Unions

A significant benefit to introducing strong spatial and temporal safety in the C and C++ programming languages is to reduce the opportunity for type confusion, in which two different views (aliases) on the same memory region allow that memory to be interpreted in different ways. A classic example of this in widespread memory-corruption attacks is to store to a memory region via characters (e.g., provided by network input) and then to cause the application to load from the region interpreting it as a pointer (e.g., as a control-flow pointer) making it possible to substantially manipulate software including by achieving arbitrary code execution. By implementing non-aliasing protection, pointers to one allocation of memory cannot be used to implement type confusion with another pointer from a past or future allocation of that memory.

Unions, however, are a C-language feature that intentionally allows multiple interpretions of the same memory even within a single allocation.
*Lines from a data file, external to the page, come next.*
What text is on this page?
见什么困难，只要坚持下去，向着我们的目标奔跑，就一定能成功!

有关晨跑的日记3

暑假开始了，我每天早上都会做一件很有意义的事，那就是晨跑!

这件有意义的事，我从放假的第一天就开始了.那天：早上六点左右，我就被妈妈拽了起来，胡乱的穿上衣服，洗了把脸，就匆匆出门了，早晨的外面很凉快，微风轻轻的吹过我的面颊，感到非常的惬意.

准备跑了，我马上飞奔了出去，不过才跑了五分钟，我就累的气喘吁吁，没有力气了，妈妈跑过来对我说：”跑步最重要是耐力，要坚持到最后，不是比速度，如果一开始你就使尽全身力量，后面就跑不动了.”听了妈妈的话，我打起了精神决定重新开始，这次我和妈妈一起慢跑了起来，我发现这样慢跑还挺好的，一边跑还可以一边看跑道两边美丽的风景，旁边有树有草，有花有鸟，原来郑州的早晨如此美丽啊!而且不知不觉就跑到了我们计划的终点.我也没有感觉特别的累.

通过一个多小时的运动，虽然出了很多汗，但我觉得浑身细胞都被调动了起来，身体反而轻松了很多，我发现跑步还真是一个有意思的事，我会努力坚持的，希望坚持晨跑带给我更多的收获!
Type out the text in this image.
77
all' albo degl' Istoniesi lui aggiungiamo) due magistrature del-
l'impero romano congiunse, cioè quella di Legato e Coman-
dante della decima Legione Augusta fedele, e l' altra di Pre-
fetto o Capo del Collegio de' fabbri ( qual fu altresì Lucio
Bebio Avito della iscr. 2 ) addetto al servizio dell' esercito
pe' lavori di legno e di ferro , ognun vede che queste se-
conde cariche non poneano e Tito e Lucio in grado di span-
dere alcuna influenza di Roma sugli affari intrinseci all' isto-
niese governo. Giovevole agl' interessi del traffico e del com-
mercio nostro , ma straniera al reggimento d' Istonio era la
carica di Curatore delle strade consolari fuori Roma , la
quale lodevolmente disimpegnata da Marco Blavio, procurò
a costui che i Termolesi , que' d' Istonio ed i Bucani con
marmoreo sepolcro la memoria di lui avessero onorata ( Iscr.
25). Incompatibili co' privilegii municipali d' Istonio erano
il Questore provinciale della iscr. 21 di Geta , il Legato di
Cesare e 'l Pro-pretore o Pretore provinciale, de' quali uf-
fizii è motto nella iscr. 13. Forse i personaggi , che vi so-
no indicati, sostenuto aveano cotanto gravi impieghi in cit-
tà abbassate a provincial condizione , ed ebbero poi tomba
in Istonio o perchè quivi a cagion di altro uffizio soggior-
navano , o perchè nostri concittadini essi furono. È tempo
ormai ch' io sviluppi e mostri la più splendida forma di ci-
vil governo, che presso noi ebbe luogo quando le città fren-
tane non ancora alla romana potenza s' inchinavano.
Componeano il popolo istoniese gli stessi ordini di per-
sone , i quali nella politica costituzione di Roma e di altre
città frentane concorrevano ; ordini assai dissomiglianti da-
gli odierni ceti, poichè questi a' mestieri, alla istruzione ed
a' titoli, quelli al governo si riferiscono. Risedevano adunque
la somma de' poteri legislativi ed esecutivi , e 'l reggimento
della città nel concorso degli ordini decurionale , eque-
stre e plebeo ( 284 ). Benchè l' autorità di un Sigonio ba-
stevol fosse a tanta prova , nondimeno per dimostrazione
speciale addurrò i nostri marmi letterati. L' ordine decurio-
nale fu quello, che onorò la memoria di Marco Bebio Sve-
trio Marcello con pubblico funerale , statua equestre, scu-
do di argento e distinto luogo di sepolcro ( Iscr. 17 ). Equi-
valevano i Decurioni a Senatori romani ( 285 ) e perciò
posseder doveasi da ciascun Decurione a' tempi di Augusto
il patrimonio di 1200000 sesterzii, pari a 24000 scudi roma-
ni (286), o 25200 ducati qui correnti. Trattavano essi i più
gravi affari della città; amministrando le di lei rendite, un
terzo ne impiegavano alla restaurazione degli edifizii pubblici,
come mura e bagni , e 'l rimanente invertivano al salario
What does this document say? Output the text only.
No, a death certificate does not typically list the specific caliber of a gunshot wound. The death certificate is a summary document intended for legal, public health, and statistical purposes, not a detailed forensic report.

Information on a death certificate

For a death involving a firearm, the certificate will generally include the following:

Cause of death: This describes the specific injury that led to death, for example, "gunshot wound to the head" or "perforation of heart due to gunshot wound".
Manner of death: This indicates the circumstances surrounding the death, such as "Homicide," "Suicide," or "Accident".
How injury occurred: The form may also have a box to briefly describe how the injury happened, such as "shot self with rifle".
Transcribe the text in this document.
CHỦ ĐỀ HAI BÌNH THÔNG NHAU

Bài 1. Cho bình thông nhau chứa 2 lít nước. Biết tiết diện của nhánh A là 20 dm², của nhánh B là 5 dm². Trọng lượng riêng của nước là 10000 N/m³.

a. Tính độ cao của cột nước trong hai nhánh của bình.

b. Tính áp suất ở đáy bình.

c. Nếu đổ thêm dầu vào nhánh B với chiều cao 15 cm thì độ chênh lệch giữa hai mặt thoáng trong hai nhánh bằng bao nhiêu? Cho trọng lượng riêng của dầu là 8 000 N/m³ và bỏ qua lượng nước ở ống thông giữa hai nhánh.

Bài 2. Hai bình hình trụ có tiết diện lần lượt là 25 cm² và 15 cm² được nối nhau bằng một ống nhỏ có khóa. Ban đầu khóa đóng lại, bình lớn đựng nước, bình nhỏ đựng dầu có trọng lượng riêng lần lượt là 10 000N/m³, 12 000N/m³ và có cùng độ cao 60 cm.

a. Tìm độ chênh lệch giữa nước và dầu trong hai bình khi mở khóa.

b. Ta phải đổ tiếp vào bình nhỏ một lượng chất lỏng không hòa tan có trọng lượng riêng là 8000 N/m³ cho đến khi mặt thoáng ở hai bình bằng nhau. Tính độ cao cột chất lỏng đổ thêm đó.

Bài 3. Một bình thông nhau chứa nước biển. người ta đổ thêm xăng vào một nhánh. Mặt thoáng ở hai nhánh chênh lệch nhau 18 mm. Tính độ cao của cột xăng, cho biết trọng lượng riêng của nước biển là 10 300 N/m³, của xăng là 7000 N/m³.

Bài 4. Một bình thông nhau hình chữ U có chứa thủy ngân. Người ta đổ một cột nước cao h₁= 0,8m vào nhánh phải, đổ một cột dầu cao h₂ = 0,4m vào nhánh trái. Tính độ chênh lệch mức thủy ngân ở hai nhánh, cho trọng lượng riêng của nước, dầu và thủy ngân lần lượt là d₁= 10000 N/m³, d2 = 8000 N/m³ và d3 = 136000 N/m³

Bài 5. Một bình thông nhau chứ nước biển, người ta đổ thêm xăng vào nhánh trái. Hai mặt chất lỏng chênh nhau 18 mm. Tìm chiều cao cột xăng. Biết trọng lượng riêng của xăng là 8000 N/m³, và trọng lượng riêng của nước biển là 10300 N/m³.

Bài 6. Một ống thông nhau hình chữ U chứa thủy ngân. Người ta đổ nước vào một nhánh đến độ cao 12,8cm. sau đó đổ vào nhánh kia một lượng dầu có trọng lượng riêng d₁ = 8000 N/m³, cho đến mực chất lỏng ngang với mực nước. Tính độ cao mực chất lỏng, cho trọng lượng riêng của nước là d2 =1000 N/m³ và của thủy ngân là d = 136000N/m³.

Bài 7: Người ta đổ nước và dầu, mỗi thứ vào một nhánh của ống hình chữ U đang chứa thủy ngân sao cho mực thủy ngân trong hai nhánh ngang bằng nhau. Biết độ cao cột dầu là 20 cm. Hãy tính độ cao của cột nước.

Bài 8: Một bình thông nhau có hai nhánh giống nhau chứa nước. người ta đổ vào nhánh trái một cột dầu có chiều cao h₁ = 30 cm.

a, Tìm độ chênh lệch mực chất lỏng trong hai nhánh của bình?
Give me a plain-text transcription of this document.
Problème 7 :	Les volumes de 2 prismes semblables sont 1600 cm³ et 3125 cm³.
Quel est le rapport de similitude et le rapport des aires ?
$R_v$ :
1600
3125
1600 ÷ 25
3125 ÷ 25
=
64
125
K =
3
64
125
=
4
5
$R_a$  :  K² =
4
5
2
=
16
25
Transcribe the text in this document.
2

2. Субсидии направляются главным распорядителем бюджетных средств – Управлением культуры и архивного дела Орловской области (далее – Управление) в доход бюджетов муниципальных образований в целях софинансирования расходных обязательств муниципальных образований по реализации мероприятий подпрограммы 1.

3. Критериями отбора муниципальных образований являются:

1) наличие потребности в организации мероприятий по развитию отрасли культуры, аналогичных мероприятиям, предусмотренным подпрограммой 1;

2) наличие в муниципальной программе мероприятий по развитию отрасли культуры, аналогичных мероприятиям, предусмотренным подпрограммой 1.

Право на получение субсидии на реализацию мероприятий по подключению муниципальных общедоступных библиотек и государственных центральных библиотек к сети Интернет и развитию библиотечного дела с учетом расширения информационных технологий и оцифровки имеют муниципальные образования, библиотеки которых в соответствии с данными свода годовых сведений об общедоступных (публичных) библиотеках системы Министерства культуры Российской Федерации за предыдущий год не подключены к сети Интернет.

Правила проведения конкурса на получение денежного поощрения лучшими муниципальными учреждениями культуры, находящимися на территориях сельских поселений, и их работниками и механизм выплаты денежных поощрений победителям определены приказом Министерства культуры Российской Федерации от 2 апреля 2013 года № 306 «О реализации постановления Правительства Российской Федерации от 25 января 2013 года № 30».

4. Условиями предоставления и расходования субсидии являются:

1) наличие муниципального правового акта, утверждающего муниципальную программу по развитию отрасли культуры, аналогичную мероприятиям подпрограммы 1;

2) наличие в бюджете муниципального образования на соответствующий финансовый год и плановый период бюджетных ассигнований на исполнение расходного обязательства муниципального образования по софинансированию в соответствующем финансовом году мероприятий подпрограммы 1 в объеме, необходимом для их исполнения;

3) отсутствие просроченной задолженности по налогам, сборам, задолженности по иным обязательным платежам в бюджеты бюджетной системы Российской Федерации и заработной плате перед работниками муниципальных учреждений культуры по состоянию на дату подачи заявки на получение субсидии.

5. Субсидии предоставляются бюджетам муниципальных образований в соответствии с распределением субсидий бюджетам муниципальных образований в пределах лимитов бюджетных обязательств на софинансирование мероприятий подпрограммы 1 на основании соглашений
While the precise impact is specific to its use, it is frequently the case that unions may be used to reduce memory overhead or implement object orientation, allowing code to interpret regions of memory as (for example) both an array of characters and a control-flow pointer, enabling common attack patterns.

CHERI's underlying robustness to integer-pointer type confusion is valuable in mitigating such potential vulnerabilities, but as this does not provide strong type safety, nor prevent other types of type confusion, ultimately this is mitigation against attack techniques, rather than elimination of vulnerability.

Advice to developers: Avoiding the use of unions in C will avoid such situations arising, especially in programming environments where the memory savings from such techniques may have little impact. Where unions must be used, attention can be paid to the types of confusion that might arise, as well as robust programming techniques to avoid type confusion.

Ongoing research: While SRI/Cambridge do not have current research in this space, it is easy to imagine introducing static limitations on union use, which could be evaluated for their impact on C/C++ code corpora to establish how disruptive this limitation might be at scale.